There has been some press lately about clients being able to use an implicit flow to get tokens when they really ought to only use a code flow, since the security considerations and protections for both are very different. With this in mind, it makes sense that a dynamically registered client should be limited to use only certain flows, if at all possible.

The dynamic registration document currently handles this using the grant_type parameter (introduced in draft -03), which is defined in section 2 as follows:

   grant_type
      OPTIONAL.  Array of grant types that a client may use.  These
      grant types are defined as follows:

      *  "authorization_code": The Authorization Code Grant described in
         OAuth2Section 4.1  
<http://tools.ietf.org/html/draft-ietf-oauth-dyn-reg-07#section-4.1>.

      *  "implicit": The Implicit Grant described in OAuth2Section 4.2  
<http://tools.ietf.org/html/draft-ietf-oauth-dyn-reg-07#section-4.2>.

      *  "password": The Resource Owner Password Credentials Grant
         described in OAuth2Section 4.3  
<http://tools.ietf.org/html/draft-ietf-oauth-dyn-reg-07#section-4.3>

      *  "client_credentials": The Client Credentials Grant described in
         OAuth2Section 4.4  
<http://tools.ietf.org/html/draft-ietf-oauth-dyn-reg-07#section-4.4>

      *  "refresh_token": The Refresh Token Grant described in OAuth2
         Section 6  
<http://tools.ietf.org/html/draft-ietf-oauth-dyn-reg-07#section-6>.

      Authorization Servers MAY allow for other values as defined in
      grant type extensions to OAuth2.  The extension process is
      described in OAuth2Section 2.5  
<http://tools.ietf.org/html/draft-ietf-oauth-dyn-reg-07#section-2.5>, and the 
value of this parameter
      MUST be the same as the value of the "grant_type" parameter
      defined in the extension.


This allows the client to specify which flows it wants to be able to use (including any extensions), and allows the server to to tell the client in the client configuration response what flows it can expect to work.

OpenID Connect's registration has recently introduced the use of a different parameter, response_type, for a similar but slightly different purpose.
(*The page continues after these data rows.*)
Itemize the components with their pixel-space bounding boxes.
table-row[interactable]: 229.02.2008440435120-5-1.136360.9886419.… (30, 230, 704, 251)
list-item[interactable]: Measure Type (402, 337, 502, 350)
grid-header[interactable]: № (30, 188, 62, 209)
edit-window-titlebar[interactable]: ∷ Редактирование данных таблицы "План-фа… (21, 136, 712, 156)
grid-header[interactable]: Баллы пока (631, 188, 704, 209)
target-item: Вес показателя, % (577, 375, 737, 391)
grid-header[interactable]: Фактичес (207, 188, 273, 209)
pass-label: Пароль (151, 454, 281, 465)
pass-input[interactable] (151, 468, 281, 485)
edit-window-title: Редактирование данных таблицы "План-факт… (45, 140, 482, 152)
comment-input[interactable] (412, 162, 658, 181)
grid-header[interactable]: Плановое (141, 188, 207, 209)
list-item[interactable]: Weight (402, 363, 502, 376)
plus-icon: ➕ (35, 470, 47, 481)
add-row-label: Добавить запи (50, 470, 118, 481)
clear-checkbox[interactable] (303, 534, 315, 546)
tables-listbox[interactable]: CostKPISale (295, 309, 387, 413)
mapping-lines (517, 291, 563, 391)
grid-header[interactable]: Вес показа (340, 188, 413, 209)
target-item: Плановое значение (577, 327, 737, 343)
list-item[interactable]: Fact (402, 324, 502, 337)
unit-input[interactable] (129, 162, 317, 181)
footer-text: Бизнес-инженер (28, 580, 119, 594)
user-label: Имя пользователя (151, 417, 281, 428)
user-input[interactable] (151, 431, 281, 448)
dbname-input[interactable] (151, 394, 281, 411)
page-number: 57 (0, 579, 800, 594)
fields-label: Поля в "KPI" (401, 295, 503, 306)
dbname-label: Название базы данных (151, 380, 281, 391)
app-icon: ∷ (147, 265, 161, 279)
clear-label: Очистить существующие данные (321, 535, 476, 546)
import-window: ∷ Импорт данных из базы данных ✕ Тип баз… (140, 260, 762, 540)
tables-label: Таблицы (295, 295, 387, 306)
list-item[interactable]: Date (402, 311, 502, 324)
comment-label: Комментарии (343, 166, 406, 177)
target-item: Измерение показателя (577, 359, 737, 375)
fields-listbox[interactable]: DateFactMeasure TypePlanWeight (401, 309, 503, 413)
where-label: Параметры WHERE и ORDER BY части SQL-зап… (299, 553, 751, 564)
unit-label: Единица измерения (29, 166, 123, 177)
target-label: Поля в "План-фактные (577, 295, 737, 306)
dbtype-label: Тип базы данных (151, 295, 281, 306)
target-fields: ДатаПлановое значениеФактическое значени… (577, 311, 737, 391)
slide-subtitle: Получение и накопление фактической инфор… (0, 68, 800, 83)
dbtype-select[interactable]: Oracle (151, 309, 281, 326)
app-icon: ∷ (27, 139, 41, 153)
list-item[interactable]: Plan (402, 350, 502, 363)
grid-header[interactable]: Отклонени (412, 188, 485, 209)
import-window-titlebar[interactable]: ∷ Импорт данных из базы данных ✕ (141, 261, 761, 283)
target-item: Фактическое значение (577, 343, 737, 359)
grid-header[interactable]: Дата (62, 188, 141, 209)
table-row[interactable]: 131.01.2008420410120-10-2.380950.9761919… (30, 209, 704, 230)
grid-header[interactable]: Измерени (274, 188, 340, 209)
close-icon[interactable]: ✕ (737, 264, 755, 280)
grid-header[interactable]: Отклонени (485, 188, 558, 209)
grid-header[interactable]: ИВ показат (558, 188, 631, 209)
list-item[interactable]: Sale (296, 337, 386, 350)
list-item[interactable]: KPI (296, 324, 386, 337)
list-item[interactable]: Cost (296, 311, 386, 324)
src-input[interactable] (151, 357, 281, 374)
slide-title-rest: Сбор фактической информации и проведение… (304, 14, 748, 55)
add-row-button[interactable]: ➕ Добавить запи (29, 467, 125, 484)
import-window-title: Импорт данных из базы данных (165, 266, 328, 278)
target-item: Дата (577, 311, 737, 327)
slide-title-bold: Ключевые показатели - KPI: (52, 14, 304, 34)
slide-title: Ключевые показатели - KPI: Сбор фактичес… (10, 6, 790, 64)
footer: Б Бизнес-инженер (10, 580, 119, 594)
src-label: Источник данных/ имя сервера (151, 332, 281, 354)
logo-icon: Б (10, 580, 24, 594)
The parameter is defined in the latest draft in source control as:

   response_types
       OPTIONAL. JSON array containing a list of the OAuth 2.0
       response_type
       values that this Client uses. If omitted, the default is that
       the Client
uses only the coderesponse type.

OIDC makes use of response_types beyond just "code" and "token", defining several new ones including combinations like "code idtoken".

So my question to the group is this: Should we incorporate the OIDC response_types parameter? Do we need both parameters specified in the registration or is one sufficient? They're defined separately in the OAuth2 protocol (one is on the Auth endpoint and one is on the Token endpoint), but can only be used legally in particular combinations so there would have to be normative text around particular values.

In my opinion, I don't think we can get rid of grant_type, since that's the only way to specify things like client_credentials flows and most extensions. There might be value in also specifying response_type, but I don't want to add extra fields unless there's a clearly defined need for it.